Now think of two male elk battling it out over a patch of territory. We usually focus on the immense power in their bodies as they tussle, the sharp tines of branching antlers and the muscles in straining haunches. In fact, it is their physical strength that is one of the elk’s best-known traits.
Yet who is to say the elk is more fierce than the butterfly just because the insect is smaller and more delicate? We’re biased because of our size. If we happen upon a grizzly bear in the wilderness, we know we’re in immediate danger and we take action to save ourselves; the bear is seen as a dangerous animal. But if we meet a spider in the woods, at most we scream and squash it, even if the actual threat to us is miniscule or nonexistent. For the most part, though, most people don’t avoid the woods just because there are spiders prowling about, and other than phobias we don’t have much reason to fear for our lives.
However, in its own environment, the spider is a formidable predator. Ask a fly or a grasshopper or a beetle what it thinks of spiders, and the feeling would likely be similar to our feelings on lions, tigers, and bears. Ask a ladybug about the risk of raindrops, and it would probably be more concerned about the watery missiles than we are. On the other hand, while a drop from a three story building would be very bad for a human, an ant might get blown about by winds on its way down but would probably survive since it’s light enough to not reach a dangerous velocity.
These are all things that have been becoming more apparent to me over the years as I’ve continued my totemic work. We often miss some very important messages and opinions from some totems because of our human biases. During my meditation I checked in with several animal totems often seen as “gentle” or “beautiful”, to include European Rabbit (of Watership Down fame), Whitetail Deer (Disney’s version of Bambi), and the dragonfly totem Banded pennant. I talked to them about their feelings on being considered “safer” totems to work with, and to a one they disagreed. European Rabbit and Whitetail Deer both wanted me to know how fiercely they protect their young and territories, and how fiercely the males fight, and how both rabbits and deer have been known to injure or even kill their predators in self-defense; Whitetail Deer further reminded me that deer have been known to eat mice and baby birds out of the nest. Banded Pennant didn’t see itself as a “flying jewel”, but as a keenly-honed aerial predator, not at all to be trifled with. And others I spoke to–Monarch Butterfly, Galapagos Tortoise, European hedgehog, and others–all confirmed, too, that while they had their gentle traits, they were far from being helpless or sweet all the time.
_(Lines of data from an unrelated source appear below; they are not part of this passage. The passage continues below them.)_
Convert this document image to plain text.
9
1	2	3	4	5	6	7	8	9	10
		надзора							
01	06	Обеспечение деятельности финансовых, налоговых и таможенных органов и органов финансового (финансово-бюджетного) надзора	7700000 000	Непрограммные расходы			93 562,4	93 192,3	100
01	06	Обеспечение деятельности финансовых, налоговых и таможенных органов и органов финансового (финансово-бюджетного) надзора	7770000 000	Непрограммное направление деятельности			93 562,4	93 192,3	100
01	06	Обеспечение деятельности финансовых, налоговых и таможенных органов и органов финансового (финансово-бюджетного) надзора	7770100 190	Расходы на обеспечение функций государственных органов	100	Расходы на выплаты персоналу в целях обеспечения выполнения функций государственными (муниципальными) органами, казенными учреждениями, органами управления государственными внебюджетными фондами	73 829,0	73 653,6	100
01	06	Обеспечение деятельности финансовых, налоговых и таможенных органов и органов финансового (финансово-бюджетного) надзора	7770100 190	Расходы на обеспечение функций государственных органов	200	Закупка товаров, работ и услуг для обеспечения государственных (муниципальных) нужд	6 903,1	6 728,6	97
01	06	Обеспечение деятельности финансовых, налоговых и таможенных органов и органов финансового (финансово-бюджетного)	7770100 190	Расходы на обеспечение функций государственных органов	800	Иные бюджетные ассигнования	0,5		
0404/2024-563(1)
If you think about it, all living beings are in a competition for resources and working each day to stay alive. Just because we’ve found some ways to give some humans easier access to these resources doesn’t mean we’re free of the cycles of nature. If anything, it’s crucial for us to remember that every species is, in the end, out for itself, and even symbiotic relationships are not formed purely altruistically. It doesn’t mean we should be selfish and cruel to each other, but it is a reminder that we are learning from beings who are not characters in a Disney movie, nor are they the savage beasts of some recent sensationalistic Discovery Channel “nature” show. They are, in the words of Henry Beston, “other nations, caught with ourselves in the net of life and time, fellow prisoners of the splendor and travail of the earth.”* And it behooves all of us for us humans to remember that the totems are representatives of their species, to be learned about and learned from on their own terms, not just whatever suits us best.
* Yes, I realize I just used this same quote in my last post. It’s one that’s been appropriate to a lot of the animal totem work I’ve been doing lately.